At 15, my stepdad beat me and ditched me in another city next to a bus station at night, saying,
“You’re a man now.”
My uncle found me sleeping in the rain. Thirteen years later, they broke into my house, demanding money, and left in handcuffs.
Hey, Reddit. I got thrown out young, rebuilt my life from scratch, and thought I was finally done with them. Turns out they weren’t done with me.
Before that part, I need to explain how it all started.
My name’s Aaron. I’m 30 now. I work in metal fabrication, married to a woman named Nor, and we have a son, Rudy. I don’t talk to my mother, my stepfather, or my halfsister. I was 15 when that became permanent.
This is where it started.
I grew up in a small house that always felt crowded, even when it wasn’t. My mom, Zoya, married Lance when I was nine. Cassidy is their kid. From the outside, we probably looked normal. Inside, everything revolved around her.
The day I turned 15, I woke up to balloons taped to the walls, pink ones, a banner across the living room that said,
“Congrats, Cassidy.”
There was a cake on the counter with her name on it, and a little plastic dancer stuck on top. Cassidy had won a small dance trophy the night before. Not a big competition, just a local thing. Zoya was still riding that high like Cassidy had cured something.
She was already dressed, phone out, taking pictures of Cassidy holding the trophy again, like the moment might disappear if she didn’t document it from every angle.
I stood there for a minute, waiting for someone to remember what day it was.
Zoya glanced at me once.
“Oh, happy birthday,” she said, already turning back to Cassidy.
That was it. No card, no gift, no plan.
Lance wasn’t even in the room yet. Cassidy was opening boxes like it was Christmas. New dance shoes, a bag, some kind of tablet-looking thing I’d never seen before.

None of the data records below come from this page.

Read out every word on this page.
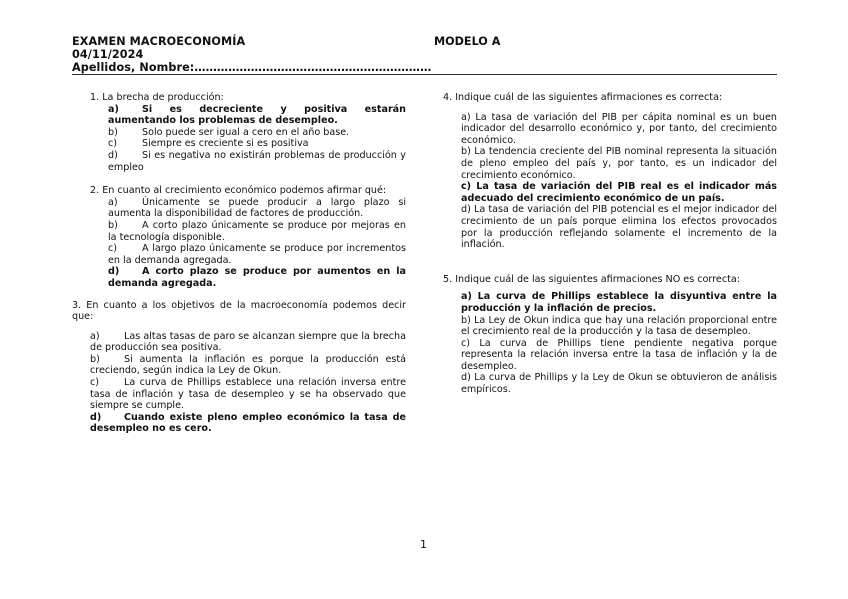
EXAMEN MACROECONOMÍA
04/11/2024
Apellidos, Nombre:………………………………………………………
MODELO A
1. La brecha de producción:
a) Si es decreciente y positiva estarán aumentando los problemas de desempleo.
b)	Solo puede ser igual a cero en el año base.
c)	Siempre es creciente si es positiva
d)	Si es negativa no existirán problemas de producción y empleo
2. En cuanto al crecimiento económico podemos afirmar qué:
a)	Únicamente se puede producir a largo plazo si aumenta la disponibilidad de factores de producción.
b)	A corto plazo únicamente se produce por mejoras en la tecnología disponible.
c)	A largo plazo únicamente se produce por incrementos en la demanda agregada.
d) A corto plazo se produce por aumentos en la demanda agregada.
3. En cuanto a los objetivos de la macroeconomía podemos decir que:
a)	Las altas tasas de paro se alcanzan siempre que la brecha de producción sea positiva.
b)	Si aumenta la inflación es porque la producción está creciendo, según indica la Ley de Okun.
c)	La curva de Phillips establece una relación inversa entre tasa de inflación y tasa de desempleo y se ha observado que siempre se cumple.
d) Cuando existe pleno empleo económico la tasa de desempleo no es cero.
4. Indique cuál de las siguientes afirmaciones es correcta:
a) La tasa de variación del PIB per cápita nominal es un buen indicador del desarrollo económico y, por tanto, del crecimiento económico.
b) La tendencia creciente del PIB nominal representa la situación de pleno empleo del país y, por tanto, es un indicador del crecimiento económico.
c) La tasa de variación del PIB real es el indicador más adecuado del crecimiento económico de un país.
d) La tasa de variación del PIB potencial es el mejor indicador del crecimiento de un país porque elimina los efectos provocados por la producción reflejando solamente el incremento de la inflación.
5. Indique cuál de las siguientes afirmaciones NO es correcta:
a) La curva de Phillips establece la disyuntiva entre la producción y la inflación de precios.
b) La Ley de Okun indica que hay una relación proporcional entre el crecimiento real de la producción y la tasa de desempleo.
c) La curva de Phillips tiene pendiente negativa porque representa la relación inversa entre la tasa de inflación y la de desempleo.
d) La curva de Phillips y la Ley de Okun se obtuvieron de análisis empíricos.
1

I went back to my room and shut the door. I wasn’t mad about the attention part. I was used to that.
What bothered me was the timing, because I knew exactly where that tablet came from.
I had a stash, about $400 I’d saved from mowing lawns, cleaning garages, whatever I could find. I kept it taped inside an old shoebox under my bed. I checked it every few weeks just to make sure it was still there.
I pulled the box out.
Empty.
I didn’t even sit down. I walked straight back to the living room.